Во время этой не самой приятной беседы мне пришла в голову одна мысль. После завтрака я с самым невинным видом поинтересовалась:
– Терлест, не уделите ли вы мне несколько минут?
Он внимательно посмотрел на меня.
– Если только прямо сейчас, королева, – осторожно ответил он.
– Хочу рассказать вам притчу. – Я опустилась на стул, галантно придвинутый Терлестом. Щиты ждали за дверью: я шепнула Тиро, что хочу поговорить без свидетелей.
– Внимательно слушаю.
– Только, пожалуйста, не воспринимайте это как намек. Просто… – я вздохнула, – люди все разные, есть и хорошие, и плохие… Разве в Хорверке не так?

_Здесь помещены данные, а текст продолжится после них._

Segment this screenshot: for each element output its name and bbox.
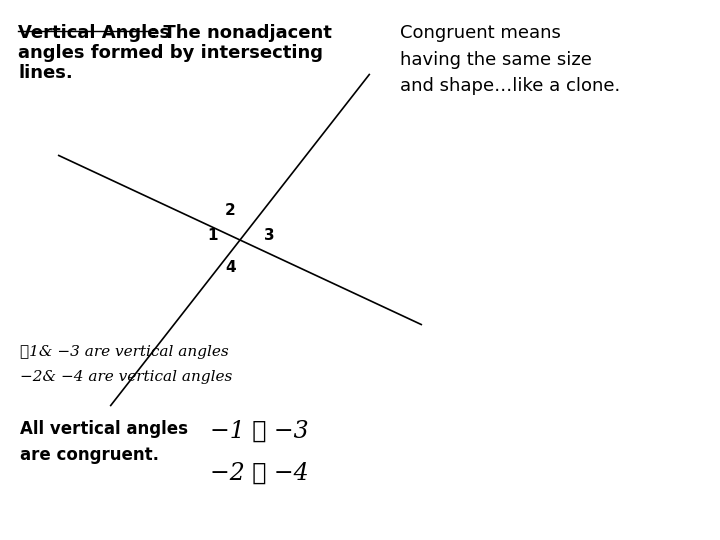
Text: 3: 3 (264, 228, 274, 244)
Text: 2: 2 (225, 203, 236, 218)
Text: Congruent means
having the same size
and shape…like a clone.: Congruent means having the same size and… (400, 24, 620, 95)
Text: 4: 4 (225, 260, 236, 275)
Text: lines.: lines. (18, 64, 73, 82)
Text: : The nonadjacent: : The nonadjacent (150, 24, 332, 42)
Text: −2 ≅ −4: −2 ≅ −4 (210, 462, 309, 485)
Text: −1 ≅ −3: −1 ≅ −3 (210, 420, 309, 443)
Text: angles formed by intersecting: angles formed by intersecting (18, 44, 323, 62)
Text: ∡1& −3 are vertical angles: ∡1& −3 are vertical angles (20, 345, 229, 359)
Text: Vertical Angles: Vertical Angles (18, 24, 170, 42)
Text: −2& −4 are vertical angles: −2& −4 are vertical angles (20, 370, 233, 384)
Text: 1: 1 (207, 228, 218, 244)
Text: All vertical angles
are congruent.: All vertical angles are congruent. (20, 420, 188, 464)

– В Хорверке гномы, – тут же поставил меня на место Терлест.
Я снова вздохнула, но Терлест насмешливо приподнял бровь, показывая, что готов меня выслушать.
– Однажды правитель… ну, скажем, халиф Антронии, заболел таинственной болезнью. День и ночь лучшие жрецы пытались его вылечить, но ничего не получалось. А в это самое время был в столице проездом один эльф – искуснейший из целителей. Все придворные советовали халифу обратиться к нему, но тот считая, что прибегнуть к помощи эльфа – ниже его достоинства. Да и лечить-то, по его мнению, эльф способен был только своих соплеменников.